Many hypotheses were put forward to mechanistically explain how a condensin-like DCC hinders RNA Pol II recruitment to X-linked genes. Here we show that loading of the DCC onto the X chromosome impairs its perinuclear localization and interaction with nuclear pore proteins. Based on our experiments, we suggest a structural model for DC. In males, the X chromosome interacts with nuclear pore components, which increases the transcriptional output of X-linked genes compared with autosomes, observed in two genome-wide studies (Deng et al. 2011; Kruesi et al. 2013) and similar to the up-regulation observed in male mammalian cells and Drosophila (Deng et al. 2011). In hermaphrodites, loading of the DCC on the X chromosome (Csankovszki et al. 2004; Ercan et al. 2009; Vielle et al. 2012) impairs its perinuclear localization by masking pore interaction sites, thereby inhibiting pore-mediated gene activation and reducing transcription levels on a global chromosomal scale. Similar subnuclear localization-induced gene regulation has been observed in yeast, in which relocation of the HXK1 gene away from nuclear pores decreases transcriptional output of the gene (Taddei et al. 2006). The validity of this location-induced gene regulation for an entire chromosome remains to be tested. Our DC model offers a simple explanation for the observation that in hermaphrodites carrying X:autosome fusions, the DCC and associated H4K20 methylation spread from the X onto the autosome for megabases, but little difference was observed for the transcriptional levels of the autosomal genes (Ercan et al. 2009; Pferdehirt et al. 2011; Vielle et al. 2012). As the autosomal part of the chromosome fusion is devoid of rex sites, it does not undergo pore-mediated up-regulation; therefore, DCC binding is expected to have little effect on transcriptional levels. Altogether, this study leads to an updated model for DC in C. elegans, with a mechanism much more similar to Drosophila DC. As DC has evolved independently in Drosophila and nematodes, it is noticeable that in both species, DC leads to changes of the tridimensional structure of the chromosome, providing a paradigm to study the link between the creation of nuclear subdomains and the coordinated fine-tuning of the expression of a large number of genes.

Materials and methods

Strains and culture conditions

Nematodes were grown on NG2 medium seeded with OP50 at 22.5°C unless otherwise stated.
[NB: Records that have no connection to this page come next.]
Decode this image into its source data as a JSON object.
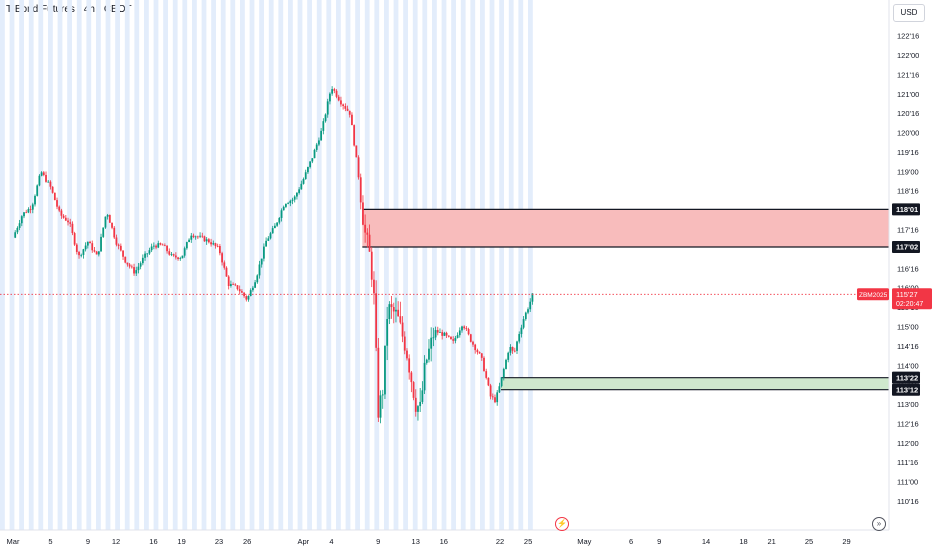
{
  "header": {
    "title": "T-Bond Futures · 4h · CBOT",
    "currency": "USD"
  },
  "icons": {
    "events": "lightning-icon",
    "goto_realtime": "go-to-realtime-icon"
  },
  "colors": {
    "up": "#089981",
    "down": "#f23645",
    "red_zone": "#f8bcbc",
    "green_zone": "#cfe8cd",
    "session_shade": "#e3edfb",
    "price_line": "#f23645",
    "grid_text": "#131722"
  },
  "chart_data": {
    "type": "candlestick",
    "title": "T-Bond Futures · 4h · CBOT",
    "price_unit": "32nds",
    "y_ticks": [
      "110'16",
      "111'00",
      "111'16",
      "112'00",
      "112'16",
      "113'00",
      "113'16",
      "114'00",
      "114'16",
      "115'00",
      "115'16",
      "116'00",
      "116'16",
      "117'16",
      "118'16",
      "119'00",
      "119'16",
      "120'00",
      "120'16",
      "121'00",
      "121'16",
      "122'00",
      "122'16"
    ],
    "y_tick_values": [
      110.5,
      111,
      111.5,
      112,
      112.5,
      113,
      113.5,
      114,
      114.5,
      115,
      115.5,
      116,
      116.5,
      117.5,
      118.5,
      119,
      119.5,
      120,
      120.5,
      121,
      121.5,
      122,
      122.5
    ],
    "ylim": [
      110.4,
      123.0
    ],
    "x_ticks": [
      "Mar",
      "5",
      "9",
      "12",
      "16",
      "19",
      "23",
      "26",
      "Apr",
      "4",
      "9",
      "13",
      "16",
      "22",
      "25",
      "May",
      "6",
      "9",
      "14",
      "18",
      "21",
      "25",
      "29"
    ],
    "x_tick_days": [
      1,
      5,
      9,
      12,
      16,
      19,
      23,
      26,
      32,
      35,
      40,
      44,
      47,
      53,
      56,
      62,
      67,
      70,
      75,
      79,
      82,
      86,
      90
    ],
    "xlim_days": [
      1,
      94
    ],
    "last_bar_day": 56.5,
    "current_price": {
      "symbol": "ZBM2025",
      "value": "115'27",
      "numeric": 115.84,
      "countdown": "02:20:47"
    },
    "zones": [
      {
        "type": "supply",
        "top_label": "118'01",
        "bottom_label": "117'02",
        "top": 118.03,
        "bottom": 117.06,
        "start_day": 38.3
      },
      {
        "type": "demand",
        "top_label": "113'22",
        "bottom_label": "113'12",
        "top": 113.69,
        "bottom": 113.38,
        "start_day": 53.1
      }
    ],
    "close_path": [
      [
        1,
        117.3
      ],
      [
        2,
        117.9
      ],
      [
        3,
        118.1
      ],
      [
        4,
        119.0
      ],
      [
        5,
        118.6
      ],
      [
        6,
        117.9
      ],
      [
        7,
        117.7
      ],
      [
        8,
        116.8
      ],
      [
        9,
        117.2
      ],
      [
        10,
        116.8
      ],
      [
        11,
        118.0
      ],
      [
        12,
        117.2
      ],
      [
        13,
        116.7
      ],
      [
        14,
        116.4
      ],
      [
        15,
        116.8
      ],
      [
        16,
        117.1
      ],
      [
        17,
        117.1
      ],
      [
        18,
        116.8
      ],
      [
        19,
        116.8
      ],
      [
        20,
        117.4
      ],
      [
        21,
        117.3
      ],
      [
        22,
        117.2
      ],
      [
        23,
        117.0
      ],
      [
        24,
        116.1
      ],
      [
        25,
        116.0
      ],
      [
        26,
        115.7
      ],
      [
        27,
        116.3
      ],
      [
        28,
        117.2
      ],
      [
        29,
        117.6
      ],
      [
        30,
        118.2
      ],
      [
        31,
        118.3
      ],
      [
        32,
        118.8
      ],
      [
        33,
        119.4
      ],
      [
        34,
        120.1
      ],
      [
        35,
        121.2
      ],
      [
        36,
        120.8
      ],
      [
        37,
        120.5
      ],
      [
        38,
        118.7
      ],
      [
        38.5,
        117.5
      ],
      [
        39,
        117.0
      ],
      [
        39.5,
        116.0
      ],
      [
        40,
        112.8
      ],
      [
        40.5,
        113.4
      ],
      [
        41,
        115.5
      ],
      [
        42,
        115.3
      ],
      [
        43,
        114.4
      ],
      [
        44,
        113.0
      ],
      [
        44.5,
        112.9
      ],
      [
        45,
        114.0
      ],
      [
        46,
        114.9
      ],
      [
        47,
        114.8
      ],
      [
        48,
        114.6
      ],
      [
        49,
        115.1
      ],
      [
        50,
        114.6
      ],
      [
        51,
        114.2
      ],
      [
        52,
        113.2
      ],
      [
        52.5,
        113.1
      ],
      [
        53,
        113.5
      ],
      [
        54,
        114.5
      ],
      [
        54.5,
        114.3
      ],
      [
        55,
        114.8
      ],
      [
        55.5,
        115.2
      ],
      [
        56,
        115.5
      ],
      [
        56.5,
        115.84
      ]
    ]
  }
}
Probe preparation, FISH, and microscopy

Probe preparation, FISH, and microscopy are detailed in the Supplemental Material.

DamID

L4 worms expressing fusions to lmn-1, mel-28, or gfp, grown at 25°C, were lysed and digested with DpnI. Fragments were ligated to double-stranded adapters before amplification and library preparation. Sequencing data can be accessed at Gene Expression Omnibus: GSE56270.

Polymer modeling

A chromosome was modeled by a self-avoiding bead and spring chain confined in a cubic box in which one face is the nuclear envelope. Two types of interactions were considered: intrachain nonspecific interactions between beads and specific interactions between beads and sites at the nuclear envelope.